Perhaps we create a test_requirements.txt requirements file to separate out the runtime dependencies from the test dependencies. Leave the requirements.txt logic in setup.py alone and in the travis.yml file install: pip install -r test_requirements.txt

adamfeuer commented 9 years ago

@jzoldak I like tests too - and will add them, using a test_requirements.txt, and will update the travis.yml file as you suggest.

The reason I was hesitant was that the tests will depend on moto and boto, but with the setup you suggest, only people running the tests will be impacted.

coveralls commented 9 years ago

Coverage Status

Coverage decreased (-3.82%) when pulling 6ddbb42d60e846b20b24e7f359b1d3b13110c2ae on adamfeuer:s3-cache into 84ab4bfada8c27fbfa3c72b22d0d7b1a861a5105 on paylogic:master.

xolox commented 9 years ago

Hi @adamfeuer and @jzoldak,

I've merged this pull request and published the result as pip-accel 0.14. Note that I changed literally all of the code introduced in the pull request. That's not to say there was anything wrong with the code, I just had bigger plans (the previously described cache backend plug-in mechanism).

If you are interested you can review the result in the merge commit 8ff50a9aebd0b39ac0155744b5227b09855463fe. I also renamed the relevant environment variables in order to consistently use the $PIP_ACCEL_ prefix because I don't want anyone to get confused between where pip stops and pip-accel begins. The environment variabels are documented in the readme as suggested in the pull request.

I hope this works well for you guys. Thanks to both of you, both for the pull request and the discussion. Feedback is welcome!

Some relevant notes regarding previous discussions in this pull request:

xolox commented 9 years ago

Right now there's no automated test yet, but I did verify manually that the Amazon S3 backend works in cPython 2.6, cPython 2.7, cPython 3.4 and PyPy 2.7 (you can run make test or just tox to verify, but note that cPython 2.7 and PyPy 2.7 generate conflicting binary distribution archives, I hope to fix this tonight).

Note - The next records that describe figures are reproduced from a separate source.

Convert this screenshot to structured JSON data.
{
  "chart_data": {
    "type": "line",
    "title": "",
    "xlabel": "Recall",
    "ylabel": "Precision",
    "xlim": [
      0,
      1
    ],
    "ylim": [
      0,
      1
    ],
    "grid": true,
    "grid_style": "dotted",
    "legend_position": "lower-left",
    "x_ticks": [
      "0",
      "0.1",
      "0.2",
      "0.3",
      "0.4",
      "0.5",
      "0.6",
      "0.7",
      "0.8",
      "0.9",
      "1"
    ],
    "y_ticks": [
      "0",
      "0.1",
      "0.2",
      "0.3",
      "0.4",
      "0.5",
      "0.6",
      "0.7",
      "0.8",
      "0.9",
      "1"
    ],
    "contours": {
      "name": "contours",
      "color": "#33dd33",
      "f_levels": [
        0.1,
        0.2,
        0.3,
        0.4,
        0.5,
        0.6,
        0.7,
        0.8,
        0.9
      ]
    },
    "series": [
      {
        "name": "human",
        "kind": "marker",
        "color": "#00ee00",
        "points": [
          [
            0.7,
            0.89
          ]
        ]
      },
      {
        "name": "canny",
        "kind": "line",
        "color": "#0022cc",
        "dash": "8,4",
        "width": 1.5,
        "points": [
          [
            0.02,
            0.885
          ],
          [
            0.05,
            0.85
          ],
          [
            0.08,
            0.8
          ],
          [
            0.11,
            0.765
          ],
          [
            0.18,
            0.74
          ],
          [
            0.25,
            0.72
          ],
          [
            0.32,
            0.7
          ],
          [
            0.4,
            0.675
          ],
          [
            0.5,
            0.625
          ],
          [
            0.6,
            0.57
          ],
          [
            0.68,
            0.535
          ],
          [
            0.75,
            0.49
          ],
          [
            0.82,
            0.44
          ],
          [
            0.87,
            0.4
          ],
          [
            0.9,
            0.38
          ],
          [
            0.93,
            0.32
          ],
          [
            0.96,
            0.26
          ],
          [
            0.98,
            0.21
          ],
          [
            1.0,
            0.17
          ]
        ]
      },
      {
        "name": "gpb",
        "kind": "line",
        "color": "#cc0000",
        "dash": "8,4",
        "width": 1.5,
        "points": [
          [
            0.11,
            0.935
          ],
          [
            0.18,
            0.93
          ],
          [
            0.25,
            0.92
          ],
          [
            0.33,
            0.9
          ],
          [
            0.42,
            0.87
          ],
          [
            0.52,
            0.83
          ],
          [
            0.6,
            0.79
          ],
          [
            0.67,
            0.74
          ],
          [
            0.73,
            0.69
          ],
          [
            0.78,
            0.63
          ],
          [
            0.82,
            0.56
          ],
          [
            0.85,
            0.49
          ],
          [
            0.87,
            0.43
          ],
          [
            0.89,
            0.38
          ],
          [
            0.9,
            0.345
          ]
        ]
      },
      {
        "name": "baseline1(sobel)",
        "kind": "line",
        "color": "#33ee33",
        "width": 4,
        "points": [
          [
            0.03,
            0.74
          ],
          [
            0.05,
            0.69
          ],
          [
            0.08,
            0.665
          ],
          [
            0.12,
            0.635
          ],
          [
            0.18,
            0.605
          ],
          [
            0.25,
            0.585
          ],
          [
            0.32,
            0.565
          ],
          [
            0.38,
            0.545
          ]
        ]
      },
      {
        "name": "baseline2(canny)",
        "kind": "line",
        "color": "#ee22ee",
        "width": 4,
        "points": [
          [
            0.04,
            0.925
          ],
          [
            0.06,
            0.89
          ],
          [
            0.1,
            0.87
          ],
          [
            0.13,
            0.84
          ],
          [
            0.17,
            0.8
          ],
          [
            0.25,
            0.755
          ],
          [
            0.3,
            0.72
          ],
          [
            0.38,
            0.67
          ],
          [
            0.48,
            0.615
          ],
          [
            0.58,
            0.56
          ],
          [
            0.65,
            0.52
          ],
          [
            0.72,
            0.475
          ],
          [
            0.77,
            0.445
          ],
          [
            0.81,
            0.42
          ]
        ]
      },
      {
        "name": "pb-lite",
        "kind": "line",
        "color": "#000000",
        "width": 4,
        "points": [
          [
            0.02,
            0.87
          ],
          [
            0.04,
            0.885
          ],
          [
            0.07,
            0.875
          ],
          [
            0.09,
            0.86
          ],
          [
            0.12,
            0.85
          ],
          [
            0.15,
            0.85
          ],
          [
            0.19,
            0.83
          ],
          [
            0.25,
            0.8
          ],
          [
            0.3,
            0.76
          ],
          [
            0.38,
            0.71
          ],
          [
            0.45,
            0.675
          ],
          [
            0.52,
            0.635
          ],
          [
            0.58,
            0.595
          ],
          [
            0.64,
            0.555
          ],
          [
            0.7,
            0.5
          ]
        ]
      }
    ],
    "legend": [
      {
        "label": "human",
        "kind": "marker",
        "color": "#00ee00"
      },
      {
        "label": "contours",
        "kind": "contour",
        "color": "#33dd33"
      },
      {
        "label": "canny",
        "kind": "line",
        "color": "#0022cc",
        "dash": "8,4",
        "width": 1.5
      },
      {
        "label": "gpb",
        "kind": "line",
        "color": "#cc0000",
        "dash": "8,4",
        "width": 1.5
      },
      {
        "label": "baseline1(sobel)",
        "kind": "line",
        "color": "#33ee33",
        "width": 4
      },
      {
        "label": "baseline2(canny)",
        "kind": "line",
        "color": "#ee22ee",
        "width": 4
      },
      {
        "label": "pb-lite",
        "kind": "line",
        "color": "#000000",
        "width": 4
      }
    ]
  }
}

Fixed in d43e2601d908bbd587c6b4ee2687c5a39823ae8a.

adamfeuer commented 9 years ago

@xolox Awesome! I will try it out. I will also try to write an automated test with the moto mock_s3 class.

jzoldak commented 9 years ago

@xolox and @adamfeuer thanks this is great. I get the point about caching source distribution archives as being non-trivial and don't see it as an urgent need.